The recodes()
functions makes it very easy to recode one
or more variables in the your data frame. The format is
newdata <- recodes(olddata, variables, from values, to values)
Consider the following data set (below). Lets make the following changes.

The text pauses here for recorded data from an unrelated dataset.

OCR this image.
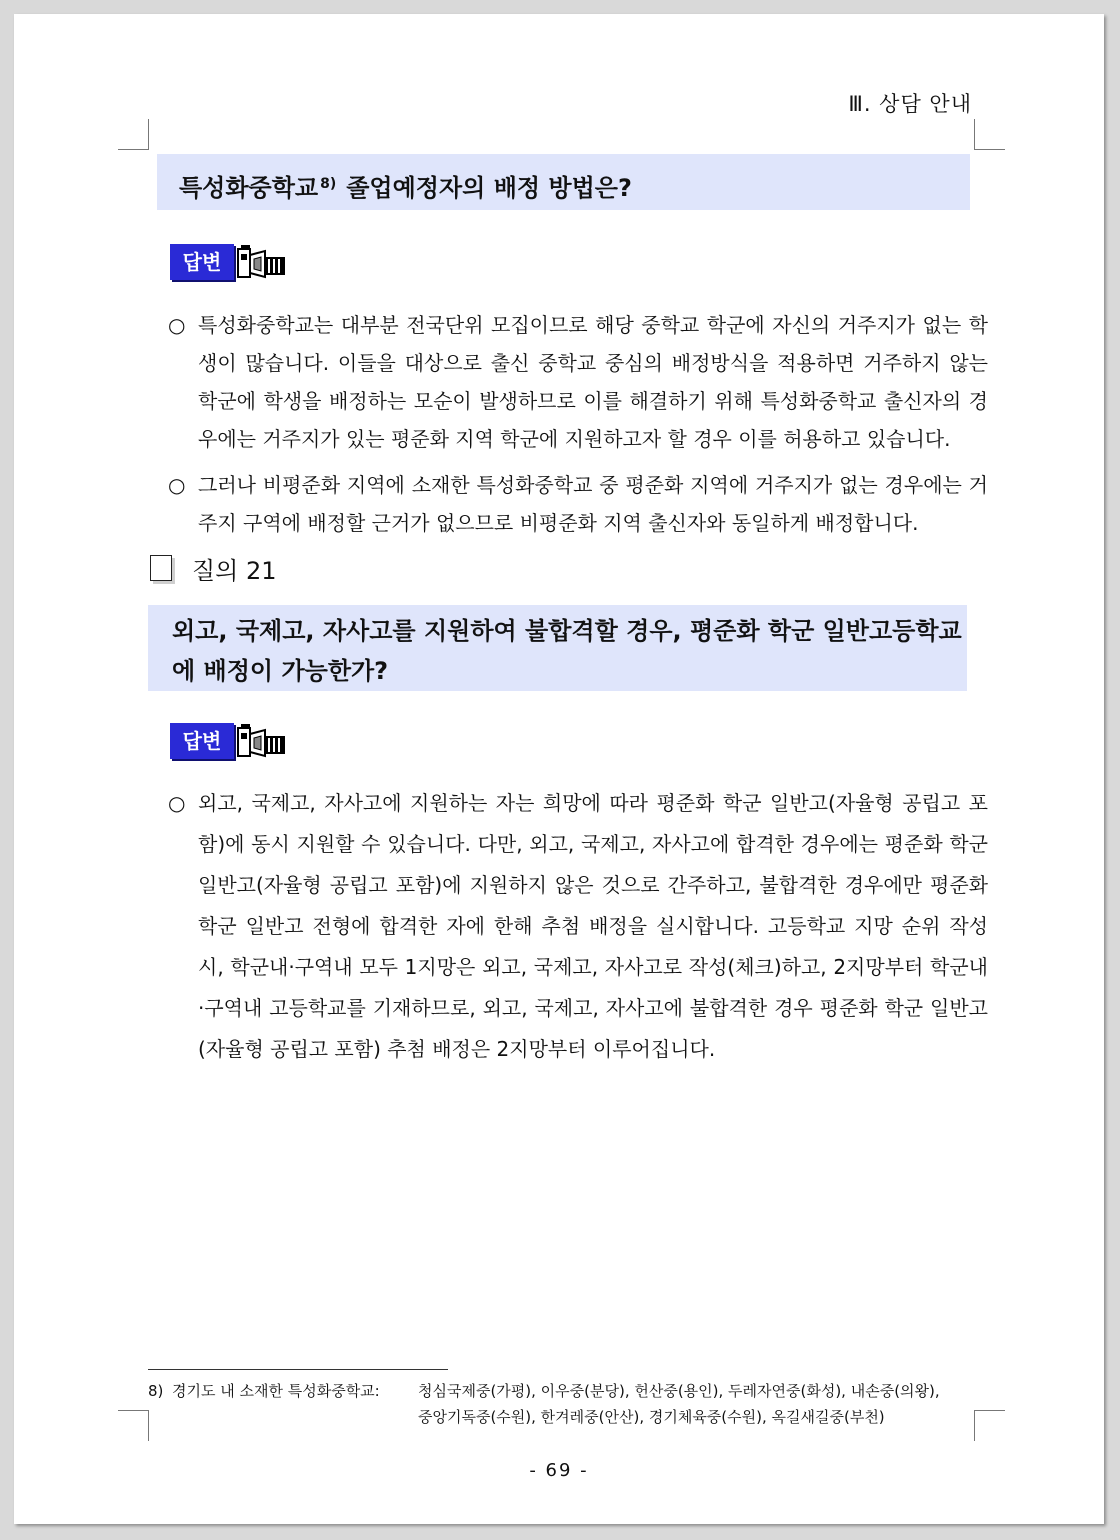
Ⅲ. 상담 안내
특성화중학교 $^{8)}$ 졸업예정자의 배정 방법은?
답변
○ 특성화중학교는 대부분 전국단위 모집이므로 해당 중학교 학군에 자신의 거주지가 없는 학생이 많습니다. 이들을 대상으로 출신 중학교 중심의 배정방식을 적용하면 거주하지 않는 학군에 학생을 배정하는 모순이 발생하므로 이를 해결하기 위해 특성화중학교 출신자의 경우에는 거주지가 있는 평준화 지역 학군에 지원하고자 할 경우 이를 허용하고 있습니다.
○ 그러나 비평준화 지역에 소재한 특성화중학교 중 평준화 지역에 거주지가 없는 경우에는 거주지 구역에 배정할 근거가 없으므로 비평준화 지역 출신자와 동일하게 배정합니다.
질의 21
외고, 국제고, 자사고를 지원하여 불합격할 경우, 평준화 학군 일반고등학교에 배정이 가능한가?
답변
○ 외고, 국제고, 자사고에 지원하는 자는 희망에 따라 평준화 학군 일반고(자율형 공립고 포함)에 동시 지원할 수 있습니다. 다만, 외고, 국제고, 자사고에 합격한 경우에는 평준화 학군 일반고(자율형 공립고 포함)에 지원하지 않은 것으로 간주하고, 불합격한 경우에만 평준화 학군 일반고 전형에 합격한 자에 한해 추첨 배정을 실시합니다. 고등학교 지망 순위 작성 시, 학군내·구역내 모두 1지망은 외고, 국제고, 자사고로 작성(체크)하고, 2지망부터 학군내·구역내 고등학교를 기재하므로, 외고, 국제고, 자사고에 불합격한 경우 평준화 학군 일반고(자율형 공립고 포함) 추첨 배정은 2지망부터 이루어집니다.
8) 경기도 내 소재한 특성화중학교:	청심국제중(가평), 이우중(분당), 헌산중(용인), 두레자연중(화성), 내손중(의왕),
중앙기독중(수원), 한겨레중(안산), 경기체육중(수원), 옥길새길중(부천)
- 69 -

sex | race | outcome | Q1 | Q2 | age | rating |
---|---|---|---|---|---|---|
1 | b | better | 20 | 15 | 12 | 1 |
2 | w | worse | 30 | 23 | 20 | 2 |
1 | a | same | 44 | 18 | 33 | 5 |
2 | b | same | 15 | 86 | 55 | 3 |
2 | w | better | 50 | 99 | 30 | 4 |
2 | h | worse | 99 | 35 | 100 | 5 |
For sex
, set 1 to “Male” and 2 to “Female”.
sex | race | outcome | Q1 | Q2 | age | rating |
---|---|---|---|---|---|---|
Male | b | better | 20 | 15 | 12 | 1 |
Female | w | worse | 30 | 23 | 20 | 2 |
Male | a | same | 44 | 18 | 33 | 5 |
Female | b | same | 15 | 86 | 55 | 3 |
Female | w | better | 50 | 99 | 30 | 4 |
Female | h | worse | 99 | 35 | 100 | 5 |
Recode race
to “White” vs. “Other”.
df <- recodes(data=df, vars="race",
from=c("w", "b", "a", "h"),
to=c("White", "Other", "Other", "Other"))

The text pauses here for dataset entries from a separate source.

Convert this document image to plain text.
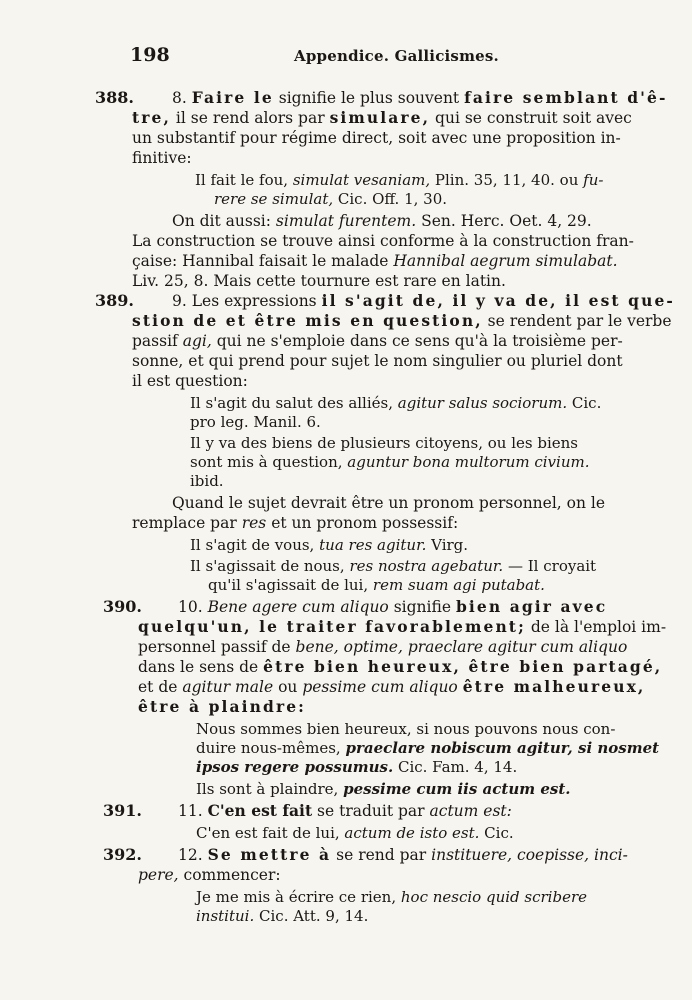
198	Appendice. Gallicismes.
388. 8. Faire le signifie le plus souvent faire semblant d'ê-
tre, il se rend alors par simulare, qui se construit soit avec
un substantif pour régime direct, soit avec une proposition in-
finitive:
Il fait le fou, simulat vesaniam, Plin. 35, 11, 40. ou fu-
rere se simulat, Cic. Off. 1, 30.
On dit aussi: simulat furentem. Sen. Herc. Oet. 4, 29.
La construction se trouve ainsi conforme à la construction fran-
çaise: Hannibal faisait le malade Hannibal aegrum simulabat.
Liv. 25, 8. Mais cette tournure est rare en latin.
389. 9. Les expressions il s'agit de, il y va de, il est que-
stion de et être mis en question, se rendent par le verbe
passif agi, qui ne s'emploie dans ce sens qu'à la troisième per-
sonne, et qui prend pour sujet le nom singulier ou pluriel dont
il est question:
Il s'agit du salut des alliés, agitur salus sociorum. Cic.
pro leg. Manil. 6.
Il y va des biens de plusieurs citoyens, ou les biens
sont mis à question, aguntur bona multorum civium.
ibid.
Quand le sujet devrait être un pronom personnel, on le
remplace par res et un pronom possessif:
Il s'agit de vous, tua res agitur. Virg.
Il s'agissait de nous, res nostra agebatur. — Il croyait
qu'il s'agissait de lui, rem suam agi putabat.
390. 10. Bene agere cum aliquo signifie bien agir avec
quelqu'un, le traiter favorablement; de là l'emploi im-
personnel passif de bene, optime, praeclare agitur cum aliquo
dans le sens de être bien heureux, être bien partagé,
et de agitur male ou pessime cum aliquo être malheureux,
être à plaindre:
Nous sommes bien heureux, si nous pouvons nous con-
duire nous-mêmes, praeclare nobiscum agitur, si nosmet
ipsos regere possumus. Cic. Fam. 4, 14.
Ils sont à plaindre, pessime cum iis actum est.
391. 11. C'en est fait se traduit par actum est:
C'en est fait de lui, actum de isto est. Cic.
392. 12. Se mettre à se rend par instituere, coepisse, inci-
pere, commencer:
Je me mis à écrire ce rien, hoc nescio quid scribere
institui. Cic. Att. 9, 14.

sex | race | outcome | Q1 | Q2 | age | rating |
---|---|---|---|---|---|---|
Male | Other | better | 20 | 15 | 12 | 1 |
Female | White | worse | 30 | 23 | 20 | 2 |
Male | Other | same | 44 | 18 | 33 | 5 |
Female | Other | same | 15 | 86 | 55 | 3 |
Female | White | better | 50 | 99 | 30 | 4 |
Female | Other | worse | 99 | 35 | 100 | 5 |
Recode outcome
to 1 (better) vs. 0 (not better).
sex | race | outcome | Q1 | Q2 | age | rating |
---|---|---|---|---|---|---|
Male | Other | 1 | 20 | 15 | 12 | 1 |
Female | White | 0 | 30 | 23 | 20 | 2 |
Male | Other | 0 | 44 | 18 | 33 | 5 |
Female | Other | 0 | 15 | 86 | 55 | 3 |
Female | White | 1 | 50 | 99 | 30 | 4 |
Female | Other | 0 | 99 | 35 | 100 | 5 |
For Q1
and Q2
set values of 86 and 99 to
missing.
df <- recodes(data=df, vars=c("Q1", "Q2"),
from=c(86, 99), to=NA)
#> Note: 'from' is longer than 'to', so 'to' was recycled.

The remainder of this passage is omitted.